Interestingly, none of the Qubbat al-Hawā crocodiles had injuries associated with violent death. Instead, the authors note, the reptiles may have been killed by drowning, suffocation or prolonged exposure to the sun. Traces of rope discovered on several of the mummies may indicate they were “tied up, probably until their death by dehydration,” co-author Alejandro Jiménez-Serrano, an Egyptologist at the University of Jaén in Spain, tells Insider’s Marianne Guenot.

Ranging from cats to birds to snakes, animal mummies “are probably the most numerous object to come from ancient Egypt,” Yekaterina Barbash, co-curator of a past exhibition on the topic at the Brooklyn Museum, told the Times’ Laurel Graeber in 2017. Though the mummies’ exact purpose remains mysterious, the exhibition argued that they sometimes served as requests for help from the gods.

Plaque depicting the crocodile-headed god Sobek
Plaque depicting the crocodile-headed god Sobek Public domain via Wikimedia Commons

“We think that if you had a particular request,” co-curator Edward Bleiberg explained to the Times, “you would arrange with the priests to have an animal mummy made of the proper type to approach the god you wanted to approach.”

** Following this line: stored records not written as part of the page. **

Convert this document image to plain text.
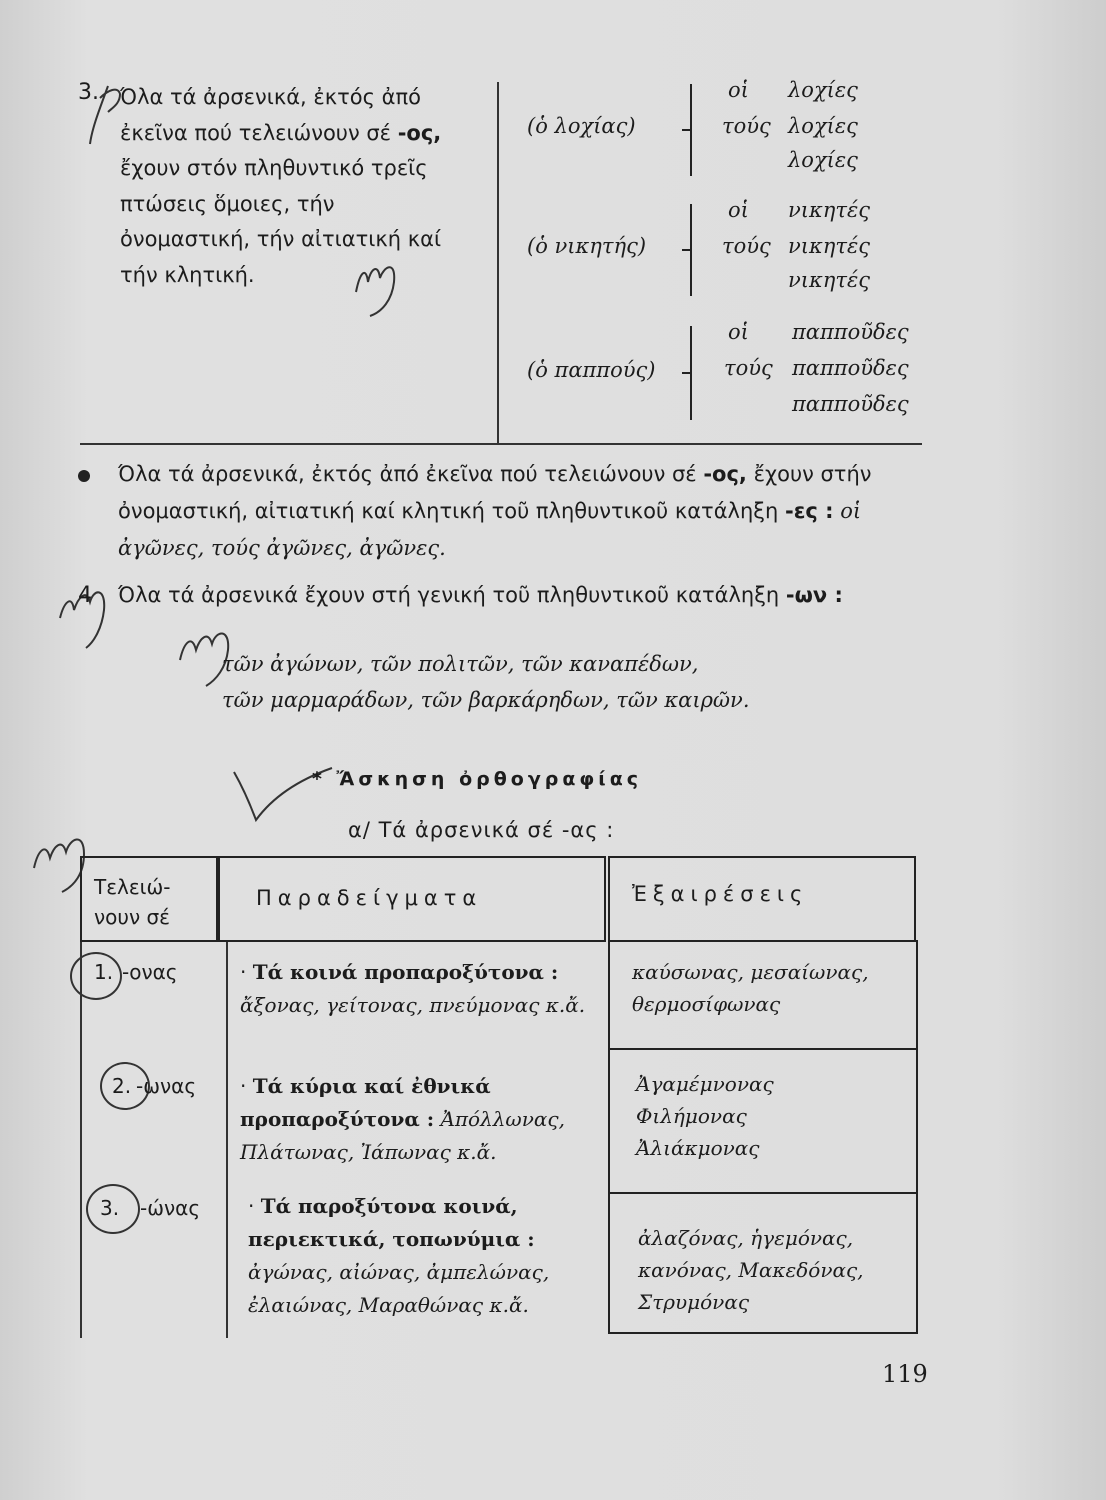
3. Όλα τά ἀρσενικά, ἐκτός ἀπό ἐκεῖνα πού τελειώνουν σέ -ος, ἔχουν στόν πληθυντικό τρεῖς πτώσεις ὅμοιες, τήν ὀνομαστική, τήν αἰτιατική καί τήν κλητική.
(ὁ λοχίας)
οἱ λοχίες
τούς λοχίες
λοχίες
(ὁ νικητής)
οἱ νικητές
τούς νικητές
νικητές
(ὁ παππούς)
οἱ παπποῦδες
τούς παπποῦδες
παπποῦδες
Όλα τά ἀρσενικά, ἐκτός ἀπό ἐκεῖνα πού τελειώνουν σέ -ος, ἔχουν στήν ὀνομαστική, αἰτιατική καί κλητική τοῦ πληθυντικοῦ κατάληξη -ες : οἱ ἀγῶνες, τούς ἀγῶνες, ἀγῶνες.
4 Όλα τά ἀρσενικά ἔχουν στή γενική τοῦ πληθυντικοῦ κατάληξη -ων :
τῶν ἀγώνων, τῶν πολιτῶν, τῶν καναπέδων,
τῶν μαρμαράδων, τῶν βαρκάρηδων, τῶν καιρῶν.
* Ἄσκηση ὀρθογραφίας
α/ Τά ἀρσενικά σέ -ας :
Τελειώ-νουν σέ
Παραδείγματα	Ἐξαιρέσεις
1. -ονας	· Τά κοινά προπαροξύτονα :
ἄξονας, γείτονας, πνεύμονας κ.ἄ.
καύσωνας, μεσαίωνας, θερμοσίφωνας
2. -ωνας · Τά κύρια καί ἐθνικά προπαροξύτονα : Ἀπόλλωνας, Πλάτωνας, Ἰάπωνας κ.ἄ.
Ἀγαμέμνονας Φιλήμονας Ἀλιάκμονας
3. -ώνας · Τά παροξύτονα κοινά, περιεκτικά, τοπωνύμια : ἀγώνας, αἰώνας, ἀμπελώνας, ἐλαιώνας, Μαραθώνας κ.ἄ.
ἀλαζόνας, ἡγεμόνας, κανόνας, Μακεδόνας, Στρυμόνας
119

Ancient Egyptians petitioned Sobek, who was typically depicted with the head of a crocodile, for fertile soil and protection from deadly reptiles.

“The crocodile was seen as a very powerful animal,” said Rita Lucarelli, an Egyptologist at the University of California, Berkeley, in a 2021 episode of the “Fiat Vox” podcast. “It could live on earth and in water. It could attack very quickly. It was very powerful and also unpredictable. It had much physical strength. … In the wild, [crocodiles’] diet consists of mostly fish, but they are really ready to attack anything that passes by.”

While De Cupere and her colleagues have tentatively dated the crocodiles and identified the species represented, they hope to confirm these findings in the near future through radiocarbon and DNA testing.

Overall, Jiménez-Serrano tells the Times, “The discovery of these mummies offers us new insights into ancient Egyptian religion and the treatment of these animals as an offering.”